There is indeed much to fear from a completely electronic banking system that can track a consumer’s purchases, deposits and withdrawals and that may result in improper retrieval of private information. (See, generally, Saxe & Pariser, “There Once Was Money, Wasn’t There?”, New York Times, Aug. 1,1975, p 15.) But that seems not to be a problem here. All that the tenant is required to do is to maintain a sufficient balance in the preauthorized draft account each month in order to cover the debit for maintenance. Of course, even after judgment in a holdover proceeding, the shareholder would be entitled to 10 days to cure — to implement the preauthorized draft system. (RPAPL 753, subd 4.)

The $50 per month charge was authorized by a board of directors resolution obviously to buttress the importance of the preauthorized draft system. The resolution provides that a $50 charge may be imposed monthly against all tenant shareholders who do not join the preauthorized draft system within 30 days after notice by the managing agent.

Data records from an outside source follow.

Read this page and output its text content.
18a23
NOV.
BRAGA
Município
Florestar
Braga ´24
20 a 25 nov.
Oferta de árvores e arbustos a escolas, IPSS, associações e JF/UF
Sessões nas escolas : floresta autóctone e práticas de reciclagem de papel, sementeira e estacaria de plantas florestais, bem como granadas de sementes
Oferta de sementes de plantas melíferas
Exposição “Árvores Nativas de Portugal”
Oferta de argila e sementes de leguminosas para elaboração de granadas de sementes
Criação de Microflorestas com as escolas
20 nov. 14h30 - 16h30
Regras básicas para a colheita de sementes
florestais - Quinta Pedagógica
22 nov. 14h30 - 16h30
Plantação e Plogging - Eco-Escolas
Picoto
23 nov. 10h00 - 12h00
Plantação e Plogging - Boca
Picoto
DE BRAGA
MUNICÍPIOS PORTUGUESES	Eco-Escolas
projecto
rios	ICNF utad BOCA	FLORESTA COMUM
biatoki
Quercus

If a rule bears a relationship to the legitimate purpose of the co-operative or condominium, the board’s discretion in promulgating the rule will ordinarily not be deemed arbitrary and capricious and will be upheld (see, generally, Garrison Apts. v Sabourin, 113 Misc 2d 674). However, the petitioner failed to prove that this $50 charge is properly includable as maintenance (“co-op rent”) and I therefore hold that it cannot be recovered in a summary proceeding.

*206The clerk is directed to enter judgment in the landlord’s favor in an amount representing the maintenance fee for May and June of 1983. No costs or disbursements shall be allowed. The landlord is directed to accept Mr. Gianni’s tender of his check in the above amount, if tendered within 10 days of entry, in satisfaction of this judgment.